For love is another thread that runs through Jude; tied with the black thread of misfortune. Jude confuses love with infatuation and marries Arabella, a youthful mistake that anchors him throughout his life. When he falls for Sue Bridehead, she is already in a relationship with a lecturer, Mr Philliston, but she desperately wants Jude to love her, even if she cannot return his feelings, as explained later in the book. Sue marries her lover just as she realises she is in love with Jude, and ends things with him just a few months later to be with Jude. Jude divorces Arabella, and marries Sue. They take Arabella’s child along with children of their own, and move to a church in Christminster which is in need of repair. 

Each tragic event in Jude leads up to one singular circumstance: the murder which occurs at the hands of the eldest child, who has already seen how desperate his life will be. He kills his siblings before hanging himself behind a wardrobe. Just a few days later, Sue gives birth to another already dead child. If any few pages in Jude are inclined to make you agree with Tom Sharpe, it will be these. This event is the pinnacle of tragedy; more than Shakespeare could ever have inflicted with Hamlet or Macbeth. It leaves the family in a state of disarray, with Sue running back to her ex husband, from whom it is revealed that she never truly divorced, and Jude remarries Arabella, living the rest of his life in relative discontent. 

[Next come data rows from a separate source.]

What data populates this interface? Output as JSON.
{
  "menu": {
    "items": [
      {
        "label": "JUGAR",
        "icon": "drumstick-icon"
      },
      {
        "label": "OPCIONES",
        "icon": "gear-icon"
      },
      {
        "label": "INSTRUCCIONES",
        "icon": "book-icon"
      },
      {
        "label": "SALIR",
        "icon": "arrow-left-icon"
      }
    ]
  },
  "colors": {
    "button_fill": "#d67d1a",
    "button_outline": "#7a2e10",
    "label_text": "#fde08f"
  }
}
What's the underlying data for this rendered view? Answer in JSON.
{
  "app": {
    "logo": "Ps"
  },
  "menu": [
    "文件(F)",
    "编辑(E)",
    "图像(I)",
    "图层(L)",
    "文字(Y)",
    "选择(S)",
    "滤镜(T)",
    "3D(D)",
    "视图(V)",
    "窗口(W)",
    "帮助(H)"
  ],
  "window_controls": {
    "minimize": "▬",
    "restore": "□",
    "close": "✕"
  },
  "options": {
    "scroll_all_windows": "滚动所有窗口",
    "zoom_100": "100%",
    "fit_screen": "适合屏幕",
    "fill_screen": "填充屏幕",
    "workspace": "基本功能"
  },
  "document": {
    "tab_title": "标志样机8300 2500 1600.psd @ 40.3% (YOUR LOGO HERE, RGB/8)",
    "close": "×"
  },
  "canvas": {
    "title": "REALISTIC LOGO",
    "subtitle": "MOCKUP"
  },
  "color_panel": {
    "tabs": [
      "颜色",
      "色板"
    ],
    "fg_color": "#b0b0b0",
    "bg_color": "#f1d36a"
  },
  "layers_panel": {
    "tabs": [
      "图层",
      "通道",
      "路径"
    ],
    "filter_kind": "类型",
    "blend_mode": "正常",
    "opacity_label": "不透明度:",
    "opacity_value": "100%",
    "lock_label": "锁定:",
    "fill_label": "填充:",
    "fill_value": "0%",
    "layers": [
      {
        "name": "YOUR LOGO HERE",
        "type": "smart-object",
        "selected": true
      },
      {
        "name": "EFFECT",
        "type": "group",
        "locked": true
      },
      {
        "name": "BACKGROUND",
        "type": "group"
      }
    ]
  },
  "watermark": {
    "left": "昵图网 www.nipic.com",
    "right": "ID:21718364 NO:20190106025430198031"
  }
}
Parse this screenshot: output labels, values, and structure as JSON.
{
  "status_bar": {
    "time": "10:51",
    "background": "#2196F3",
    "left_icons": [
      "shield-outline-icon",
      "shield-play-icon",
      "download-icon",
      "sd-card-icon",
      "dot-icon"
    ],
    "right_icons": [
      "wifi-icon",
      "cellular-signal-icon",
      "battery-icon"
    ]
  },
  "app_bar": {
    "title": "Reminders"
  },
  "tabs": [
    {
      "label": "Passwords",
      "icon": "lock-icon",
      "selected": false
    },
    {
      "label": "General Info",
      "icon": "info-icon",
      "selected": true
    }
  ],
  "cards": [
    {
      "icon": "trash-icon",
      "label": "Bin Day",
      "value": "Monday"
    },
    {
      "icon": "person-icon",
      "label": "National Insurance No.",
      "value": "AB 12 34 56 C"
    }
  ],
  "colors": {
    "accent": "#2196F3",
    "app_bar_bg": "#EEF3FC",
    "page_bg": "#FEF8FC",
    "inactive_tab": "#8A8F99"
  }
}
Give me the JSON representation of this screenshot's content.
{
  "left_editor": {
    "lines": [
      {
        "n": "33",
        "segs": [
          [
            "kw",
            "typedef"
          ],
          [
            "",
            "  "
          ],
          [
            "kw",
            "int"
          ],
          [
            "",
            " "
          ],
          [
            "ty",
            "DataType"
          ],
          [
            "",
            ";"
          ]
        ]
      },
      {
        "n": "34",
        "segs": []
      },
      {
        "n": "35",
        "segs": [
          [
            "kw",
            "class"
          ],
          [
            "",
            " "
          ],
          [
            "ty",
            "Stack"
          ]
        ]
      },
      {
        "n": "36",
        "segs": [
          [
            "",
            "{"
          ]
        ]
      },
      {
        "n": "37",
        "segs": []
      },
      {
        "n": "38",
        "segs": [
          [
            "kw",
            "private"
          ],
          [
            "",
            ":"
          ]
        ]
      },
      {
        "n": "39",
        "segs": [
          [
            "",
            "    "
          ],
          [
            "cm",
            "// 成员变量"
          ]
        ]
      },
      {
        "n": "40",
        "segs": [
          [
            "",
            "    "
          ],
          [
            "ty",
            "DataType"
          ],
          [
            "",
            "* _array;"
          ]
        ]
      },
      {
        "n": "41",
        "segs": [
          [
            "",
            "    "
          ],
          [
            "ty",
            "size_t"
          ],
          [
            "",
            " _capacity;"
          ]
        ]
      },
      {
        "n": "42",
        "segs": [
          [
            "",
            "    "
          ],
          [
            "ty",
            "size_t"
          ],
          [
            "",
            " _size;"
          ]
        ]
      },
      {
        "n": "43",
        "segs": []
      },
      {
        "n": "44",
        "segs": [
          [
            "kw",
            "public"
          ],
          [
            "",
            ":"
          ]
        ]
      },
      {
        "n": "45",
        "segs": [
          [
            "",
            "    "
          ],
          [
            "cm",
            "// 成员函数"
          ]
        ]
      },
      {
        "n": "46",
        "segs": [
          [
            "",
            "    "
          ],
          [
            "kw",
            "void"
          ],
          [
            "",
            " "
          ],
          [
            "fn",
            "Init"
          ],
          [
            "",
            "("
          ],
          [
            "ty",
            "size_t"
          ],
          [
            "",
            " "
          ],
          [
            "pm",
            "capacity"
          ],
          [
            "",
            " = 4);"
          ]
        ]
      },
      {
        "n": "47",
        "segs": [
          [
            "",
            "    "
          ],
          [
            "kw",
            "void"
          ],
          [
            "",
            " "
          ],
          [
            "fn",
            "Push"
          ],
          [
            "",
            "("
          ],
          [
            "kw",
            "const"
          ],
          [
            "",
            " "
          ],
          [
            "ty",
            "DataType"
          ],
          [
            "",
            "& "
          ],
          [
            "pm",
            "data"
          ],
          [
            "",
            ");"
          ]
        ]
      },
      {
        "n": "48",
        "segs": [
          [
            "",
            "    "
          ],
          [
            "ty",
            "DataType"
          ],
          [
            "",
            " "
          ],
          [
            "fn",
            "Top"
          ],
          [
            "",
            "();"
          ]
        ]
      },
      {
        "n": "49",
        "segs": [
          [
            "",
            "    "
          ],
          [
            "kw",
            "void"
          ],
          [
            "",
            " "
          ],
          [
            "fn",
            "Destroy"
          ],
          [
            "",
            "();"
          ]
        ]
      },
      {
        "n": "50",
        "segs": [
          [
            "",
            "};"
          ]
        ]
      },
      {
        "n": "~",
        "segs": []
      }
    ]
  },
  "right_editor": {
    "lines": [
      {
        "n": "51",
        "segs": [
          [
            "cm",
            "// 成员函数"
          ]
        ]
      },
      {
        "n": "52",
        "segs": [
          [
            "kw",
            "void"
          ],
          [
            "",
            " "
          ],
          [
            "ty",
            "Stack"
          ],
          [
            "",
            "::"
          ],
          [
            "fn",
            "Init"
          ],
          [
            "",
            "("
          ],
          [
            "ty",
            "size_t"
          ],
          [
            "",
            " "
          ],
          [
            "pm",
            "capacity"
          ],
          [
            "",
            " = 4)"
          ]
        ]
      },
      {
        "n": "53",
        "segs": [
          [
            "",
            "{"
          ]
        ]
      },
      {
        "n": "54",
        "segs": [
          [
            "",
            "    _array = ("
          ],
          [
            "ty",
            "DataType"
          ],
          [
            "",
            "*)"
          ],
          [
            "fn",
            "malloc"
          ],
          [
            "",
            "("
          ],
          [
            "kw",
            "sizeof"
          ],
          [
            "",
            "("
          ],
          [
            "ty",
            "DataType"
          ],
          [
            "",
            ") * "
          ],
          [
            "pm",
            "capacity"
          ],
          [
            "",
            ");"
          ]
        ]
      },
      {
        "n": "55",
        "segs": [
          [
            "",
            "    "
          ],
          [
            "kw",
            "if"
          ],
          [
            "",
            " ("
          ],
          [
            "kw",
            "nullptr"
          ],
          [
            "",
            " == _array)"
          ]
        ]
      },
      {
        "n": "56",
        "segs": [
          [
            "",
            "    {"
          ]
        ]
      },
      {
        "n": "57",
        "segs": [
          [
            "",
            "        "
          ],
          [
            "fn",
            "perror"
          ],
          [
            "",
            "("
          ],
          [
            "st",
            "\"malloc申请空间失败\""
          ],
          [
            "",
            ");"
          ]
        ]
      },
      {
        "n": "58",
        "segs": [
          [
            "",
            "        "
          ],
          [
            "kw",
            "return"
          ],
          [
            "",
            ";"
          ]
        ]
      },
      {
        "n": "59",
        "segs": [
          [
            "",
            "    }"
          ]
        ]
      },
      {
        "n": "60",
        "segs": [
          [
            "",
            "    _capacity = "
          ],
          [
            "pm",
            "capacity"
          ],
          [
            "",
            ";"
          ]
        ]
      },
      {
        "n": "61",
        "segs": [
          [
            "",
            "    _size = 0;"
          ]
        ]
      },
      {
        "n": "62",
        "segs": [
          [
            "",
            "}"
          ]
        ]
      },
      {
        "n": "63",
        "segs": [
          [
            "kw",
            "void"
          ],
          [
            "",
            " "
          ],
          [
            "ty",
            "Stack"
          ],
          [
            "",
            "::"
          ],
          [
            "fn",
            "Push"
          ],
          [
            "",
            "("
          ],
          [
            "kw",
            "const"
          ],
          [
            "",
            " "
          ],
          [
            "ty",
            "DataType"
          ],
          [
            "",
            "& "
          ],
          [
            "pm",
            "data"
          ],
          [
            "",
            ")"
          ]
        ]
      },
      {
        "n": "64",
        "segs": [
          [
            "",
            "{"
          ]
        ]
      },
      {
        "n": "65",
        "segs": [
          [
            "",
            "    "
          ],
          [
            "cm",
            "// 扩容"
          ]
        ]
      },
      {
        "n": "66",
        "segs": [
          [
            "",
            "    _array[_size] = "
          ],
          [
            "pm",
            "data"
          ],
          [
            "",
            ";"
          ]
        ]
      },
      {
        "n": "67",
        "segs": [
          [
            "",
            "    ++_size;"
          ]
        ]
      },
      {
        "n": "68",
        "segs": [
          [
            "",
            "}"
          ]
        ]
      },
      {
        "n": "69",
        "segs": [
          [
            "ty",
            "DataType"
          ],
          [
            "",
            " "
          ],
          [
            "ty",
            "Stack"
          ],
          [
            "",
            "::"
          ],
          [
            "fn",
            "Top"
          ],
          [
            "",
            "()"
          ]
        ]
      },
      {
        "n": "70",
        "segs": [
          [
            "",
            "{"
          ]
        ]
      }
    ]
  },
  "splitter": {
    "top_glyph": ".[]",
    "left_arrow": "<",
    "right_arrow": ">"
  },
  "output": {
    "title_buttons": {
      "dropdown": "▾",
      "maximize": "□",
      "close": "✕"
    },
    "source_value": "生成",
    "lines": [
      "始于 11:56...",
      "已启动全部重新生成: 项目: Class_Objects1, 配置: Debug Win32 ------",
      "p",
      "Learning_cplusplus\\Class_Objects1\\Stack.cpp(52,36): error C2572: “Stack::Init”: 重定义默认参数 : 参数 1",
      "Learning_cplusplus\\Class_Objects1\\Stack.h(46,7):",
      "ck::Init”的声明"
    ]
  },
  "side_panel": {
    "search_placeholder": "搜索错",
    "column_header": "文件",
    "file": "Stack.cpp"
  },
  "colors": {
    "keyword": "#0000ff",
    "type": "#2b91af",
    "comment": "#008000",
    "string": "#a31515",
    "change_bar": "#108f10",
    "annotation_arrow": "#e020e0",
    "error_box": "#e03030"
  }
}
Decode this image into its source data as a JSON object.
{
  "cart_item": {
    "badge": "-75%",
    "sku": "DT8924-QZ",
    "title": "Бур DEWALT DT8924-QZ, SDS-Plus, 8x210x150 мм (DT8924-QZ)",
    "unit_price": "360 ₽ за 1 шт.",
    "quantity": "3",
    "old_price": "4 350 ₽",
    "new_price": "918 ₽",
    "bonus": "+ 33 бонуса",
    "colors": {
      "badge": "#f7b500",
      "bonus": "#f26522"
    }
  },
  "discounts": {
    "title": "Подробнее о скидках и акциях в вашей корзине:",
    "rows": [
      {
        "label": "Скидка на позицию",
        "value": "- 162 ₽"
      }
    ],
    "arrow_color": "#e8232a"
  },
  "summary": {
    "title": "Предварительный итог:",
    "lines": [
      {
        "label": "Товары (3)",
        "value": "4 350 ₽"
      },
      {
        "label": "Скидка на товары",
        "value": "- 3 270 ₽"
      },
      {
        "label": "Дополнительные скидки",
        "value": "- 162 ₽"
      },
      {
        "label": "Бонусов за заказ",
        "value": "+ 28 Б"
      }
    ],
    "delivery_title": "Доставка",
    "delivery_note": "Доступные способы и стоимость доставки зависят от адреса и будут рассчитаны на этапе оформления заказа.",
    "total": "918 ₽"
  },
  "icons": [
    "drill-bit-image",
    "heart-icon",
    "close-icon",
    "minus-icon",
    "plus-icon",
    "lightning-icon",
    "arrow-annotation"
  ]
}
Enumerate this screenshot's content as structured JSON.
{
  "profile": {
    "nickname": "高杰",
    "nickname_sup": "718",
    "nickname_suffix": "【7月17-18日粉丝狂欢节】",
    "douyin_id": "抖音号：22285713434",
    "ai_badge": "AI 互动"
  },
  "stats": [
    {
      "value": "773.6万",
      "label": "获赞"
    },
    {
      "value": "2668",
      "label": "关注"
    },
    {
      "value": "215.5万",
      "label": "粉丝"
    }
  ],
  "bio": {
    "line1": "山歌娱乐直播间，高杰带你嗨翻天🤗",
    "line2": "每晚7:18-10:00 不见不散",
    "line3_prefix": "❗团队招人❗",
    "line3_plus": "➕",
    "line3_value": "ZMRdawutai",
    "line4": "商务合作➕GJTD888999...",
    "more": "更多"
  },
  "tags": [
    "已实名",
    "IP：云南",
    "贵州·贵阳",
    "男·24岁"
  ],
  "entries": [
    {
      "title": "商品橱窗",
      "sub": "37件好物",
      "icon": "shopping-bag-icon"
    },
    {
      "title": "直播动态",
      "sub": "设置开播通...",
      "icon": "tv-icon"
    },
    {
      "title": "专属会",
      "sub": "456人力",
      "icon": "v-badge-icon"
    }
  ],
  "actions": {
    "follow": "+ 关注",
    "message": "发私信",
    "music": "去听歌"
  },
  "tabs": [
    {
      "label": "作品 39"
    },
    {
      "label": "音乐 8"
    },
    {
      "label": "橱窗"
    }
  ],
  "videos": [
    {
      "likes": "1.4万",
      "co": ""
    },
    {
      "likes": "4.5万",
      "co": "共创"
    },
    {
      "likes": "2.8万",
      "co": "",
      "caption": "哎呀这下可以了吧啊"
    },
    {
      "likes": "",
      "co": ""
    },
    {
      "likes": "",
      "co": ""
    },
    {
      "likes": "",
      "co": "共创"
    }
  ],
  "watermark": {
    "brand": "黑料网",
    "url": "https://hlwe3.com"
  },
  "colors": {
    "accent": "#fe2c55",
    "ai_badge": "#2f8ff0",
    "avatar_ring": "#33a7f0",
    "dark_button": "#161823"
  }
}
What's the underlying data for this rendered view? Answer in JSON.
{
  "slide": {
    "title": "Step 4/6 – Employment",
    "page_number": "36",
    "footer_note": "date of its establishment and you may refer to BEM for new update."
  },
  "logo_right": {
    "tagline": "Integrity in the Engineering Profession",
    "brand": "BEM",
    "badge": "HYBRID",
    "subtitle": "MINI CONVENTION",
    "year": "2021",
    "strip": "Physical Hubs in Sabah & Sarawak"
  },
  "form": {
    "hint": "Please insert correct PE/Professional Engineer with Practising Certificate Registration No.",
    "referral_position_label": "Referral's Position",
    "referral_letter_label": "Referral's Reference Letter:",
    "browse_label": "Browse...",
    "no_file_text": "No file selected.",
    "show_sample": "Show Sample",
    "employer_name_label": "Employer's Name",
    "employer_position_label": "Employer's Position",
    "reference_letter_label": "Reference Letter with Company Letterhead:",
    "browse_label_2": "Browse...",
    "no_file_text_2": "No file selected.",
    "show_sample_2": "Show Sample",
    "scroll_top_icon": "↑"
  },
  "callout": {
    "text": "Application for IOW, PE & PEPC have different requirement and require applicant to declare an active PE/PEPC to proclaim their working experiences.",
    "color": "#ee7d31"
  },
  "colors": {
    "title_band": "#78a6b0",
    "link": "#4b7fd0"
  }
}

There has been much said about Jude: what persuaded Hardy to write it, and why it was written in such a way. It is seen as a plea for freedom and rationality between men and women, and enlightenment from religious oppression. It is a novel about breaking societal norms, and the perils of the way Jude and Sue live their lives. The main characters are on the periphery of a changing world, one that is leaving the ages of darkness behind and embracing modernist culture. Jude and Sue are on the cusp of the alteration, causing them to be forced back into loveless marriages and survive the death of their children. 

Jude The Obscure is one of the heavyweight classics, and it must be read. If you can survive reading it without desiring to gas yourself, then it’s surely a bonus. If not, the Wilt series contains four books.